Dopo otto stagioni, 192 partite e 157 punti, Gaggini pose fine alla carriera di giocatore a soli 28 anni, all’alba dell’arrivo del Mago John Slettvoll, quando i crescenti impegni di avvocato non potevano più conciliarsi con l’avvento del professionismo. Entrato quasi immediatamente nel Comitato nel 1985, assunse la Presidenza dell’Hockey Club Lugano nel settembre del 1991, quando raccolse il testimone passatogli dal Presidentissimo Geo Mantegazza.

Sulla scia del Grande Lugano che aveva incantato e vinto quattro titoli nazionali, gli Anni Novanta non si rivelarono facili per chi ne raccolse l’eredità. L’apoteosi per Fabio arrivò meritatamente il 5 aprile 1999 proprio sul ghiaccio di Ambrì dove il Lugano, plasmato da lui alla scrivania con Beat Kaufmann e guidato alla transenna dal compianto Jim Koleff, mandò in estasi il popolo bianconero, alzando la coppa sotto le volte della Valascia. Un trionfo irripetibile e indelebile. Dopo due ulteriori titoli in due finali contro il Davos, Gaggini lasciò le cariche dirigenziali operative nel novembre del 2006. Da quel momento è rimasto una stella polare per la famiglia bianconera.

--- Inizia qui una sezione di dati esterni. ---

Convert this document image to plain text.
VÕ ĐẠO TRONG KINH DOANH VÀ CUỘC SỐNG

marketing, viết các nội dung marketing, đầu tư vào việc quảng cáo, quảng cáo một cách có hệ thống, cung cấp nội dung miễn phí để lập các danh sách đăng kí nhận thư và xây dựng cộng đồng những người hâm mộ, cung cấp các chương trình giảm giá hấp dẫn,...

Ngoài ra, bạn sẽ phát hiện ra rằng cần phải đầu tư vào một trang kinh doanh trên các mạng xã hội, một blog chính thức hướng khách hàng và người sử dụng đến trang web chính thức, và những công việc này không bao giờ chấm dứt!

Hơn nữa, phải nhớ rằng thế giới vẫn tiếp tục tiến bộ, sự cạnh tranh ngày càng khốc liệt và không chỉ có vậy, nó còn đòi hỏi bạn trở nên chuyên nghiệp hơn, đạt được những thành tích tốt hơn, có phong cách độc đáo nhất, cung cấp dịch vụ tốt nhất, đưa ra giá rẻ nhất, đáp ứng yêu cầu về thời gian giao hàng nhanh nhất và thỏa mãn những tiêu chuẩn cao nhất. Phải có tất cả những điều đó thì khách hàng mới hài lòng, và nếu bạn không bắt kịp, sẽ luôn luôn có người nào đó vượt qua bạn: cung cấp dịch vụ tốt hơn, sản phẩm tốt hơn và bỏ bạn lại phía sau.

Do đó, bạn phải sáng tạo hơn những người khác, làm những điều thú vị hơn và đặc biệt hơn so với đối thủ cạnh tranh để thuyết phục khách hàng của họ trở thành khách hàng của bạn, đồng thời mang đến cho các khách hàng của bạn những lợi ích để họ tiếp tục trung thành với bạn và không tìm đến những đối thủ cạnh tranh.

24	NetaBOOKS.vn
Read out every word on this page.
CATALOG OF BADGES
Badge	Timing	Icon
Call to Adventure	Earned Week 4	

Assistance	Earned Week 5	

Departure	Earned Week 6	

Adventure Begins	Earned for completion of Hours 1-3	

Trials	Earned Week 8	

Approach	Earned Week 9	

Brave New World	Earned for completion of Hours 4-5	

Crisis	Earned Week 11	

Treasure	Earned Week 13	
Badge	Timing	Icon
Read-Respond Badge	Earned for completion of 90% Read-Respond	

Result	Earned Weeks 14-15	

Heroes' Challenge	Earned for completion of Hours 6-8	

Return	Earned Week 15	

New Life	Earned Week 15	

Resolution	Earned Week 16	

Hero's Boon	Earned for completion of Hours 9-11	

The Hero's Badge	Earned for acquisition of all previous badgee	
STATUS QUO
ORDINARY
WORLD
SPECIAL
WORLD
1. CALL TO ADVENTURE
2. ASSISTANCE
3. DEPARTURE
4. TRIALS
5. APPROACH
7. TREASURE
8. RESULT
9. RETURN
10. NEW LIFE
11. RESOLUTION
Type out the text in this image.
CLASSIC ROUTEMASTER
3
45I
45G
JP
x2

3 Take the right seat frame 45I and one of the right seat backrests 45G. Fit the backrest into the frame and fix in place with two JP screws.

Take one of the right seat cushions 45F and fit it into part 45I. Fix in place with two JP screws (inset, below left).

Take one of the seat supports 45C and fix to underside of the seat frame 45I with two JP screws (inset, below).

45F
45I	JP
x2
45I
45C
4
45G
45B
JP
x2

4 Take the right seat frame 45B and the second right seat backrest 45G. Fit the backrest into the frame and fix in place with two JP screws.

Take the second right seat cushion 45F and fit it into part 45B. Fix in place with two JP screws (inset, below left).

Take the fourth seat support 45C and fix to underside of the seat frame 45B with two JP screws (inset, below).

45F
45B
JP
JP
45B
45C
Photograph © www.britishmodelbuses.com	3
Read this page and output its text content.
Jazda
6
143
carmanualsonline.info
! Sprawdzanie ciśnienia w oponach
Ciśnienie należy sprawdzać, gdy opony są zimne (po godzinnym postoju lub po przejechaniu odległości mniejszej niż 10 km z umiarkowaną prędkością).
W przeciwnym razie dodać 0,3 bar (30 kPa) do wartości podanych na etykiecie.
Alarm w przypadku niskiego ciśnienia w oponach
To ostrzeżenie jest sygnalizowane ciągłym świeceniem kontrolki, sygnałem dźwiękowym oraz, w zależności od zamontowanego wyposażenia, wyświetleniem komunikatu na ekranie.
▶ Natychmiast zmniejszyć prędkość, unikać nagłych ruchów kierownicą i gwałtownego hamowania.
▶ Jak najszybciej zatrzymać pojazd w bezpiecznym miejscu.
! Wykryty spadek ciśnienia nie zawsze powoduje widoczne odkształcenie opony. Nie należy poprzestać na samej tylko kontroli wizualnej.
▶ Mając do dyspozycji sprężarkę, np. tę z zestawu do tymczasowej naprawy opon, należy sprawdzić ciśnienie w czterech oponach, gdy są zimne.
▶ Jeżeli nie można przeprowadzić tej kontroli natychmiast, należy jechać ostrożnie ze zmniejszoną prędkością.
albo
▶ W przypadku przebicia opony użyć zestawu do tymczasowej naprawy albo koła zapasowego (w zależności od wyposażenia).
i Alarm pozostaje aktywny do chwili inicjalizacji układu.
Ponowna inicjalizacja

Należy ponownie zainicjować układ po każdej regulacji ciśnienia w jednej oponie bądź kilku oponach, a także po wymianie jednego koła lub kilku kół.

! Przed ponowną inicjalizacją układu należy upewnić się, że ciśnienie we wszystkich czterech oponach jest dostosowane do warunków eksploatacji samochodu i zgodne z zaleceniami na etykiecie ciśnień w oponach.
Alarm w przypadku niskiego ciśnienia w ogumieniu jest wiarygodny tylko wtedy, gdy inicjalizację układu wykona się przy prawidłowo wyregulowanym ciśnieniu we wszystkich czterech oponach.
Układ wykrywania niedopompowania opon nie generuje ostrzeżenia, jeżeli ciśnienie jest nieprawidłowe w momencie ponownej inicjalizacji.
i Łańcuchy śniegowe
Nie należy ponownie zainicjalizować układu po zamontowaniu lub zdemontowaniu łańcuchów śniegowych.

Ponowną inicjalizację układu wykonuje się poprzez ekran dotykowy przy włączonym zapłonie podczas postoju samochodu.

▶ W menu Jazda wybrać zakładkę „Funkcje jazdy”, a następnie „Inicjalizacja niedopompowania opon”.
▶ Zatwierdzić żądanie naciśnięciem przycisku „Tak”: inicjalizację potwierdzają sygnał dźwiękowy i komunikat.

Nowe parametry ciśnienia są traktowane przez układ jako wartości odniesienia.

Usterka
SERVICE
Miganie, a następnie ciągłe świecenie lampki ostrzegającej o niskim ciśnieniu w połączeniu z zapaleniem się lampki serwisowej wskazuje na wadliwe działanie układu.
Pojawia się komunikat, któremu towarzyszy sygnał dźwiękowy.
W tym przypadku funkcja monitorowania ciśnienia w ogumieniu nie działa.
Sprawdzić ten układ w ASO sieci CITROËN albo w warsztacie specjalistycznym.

Carismatico, empatico, fuoriclasse della strategia, dotato di spiccata lungimiranza e capacità di leggere il presente e immaginare il futuro, ha sempre saputo intuire con anticipo lo sviluppo dello sport e di ciò che lo circonda. Fondatore e socio benemerito del Golden Wings Club (GWC), il principale gruppo di sostegno dell’Hockey Club Lugano, tra i promotori e membro in carica del Consiglio di Fondazione della Fondazione HC Lugano Academy che dal 2015 sostiene l’attività della Sezione Giovanile.

Insieme ad altri, ha così creato e plasmato due entità essenziali per l’identità dell’Hockey Club Lugano di oggi. Il suo amore viscerale per i colori bianconeri, la sua intelligenza vivace, la sua fitta e profonda rete di conoscenze nel territorio ticinese, nazionale e internazionale, la sua capacità di mediazione ad ogni livello hanno ispirato e dato impulso all’HCL fino all’ultimo giorno di una vita intensa e da oggi mancheranno enormemente.

Alla moglie Francesca e ai figli Simona e Sandro con le rispettive famiglie vadano le più sincere condoglianze, l’affetto e la gratitudine di tutti i tifosi bianconeri.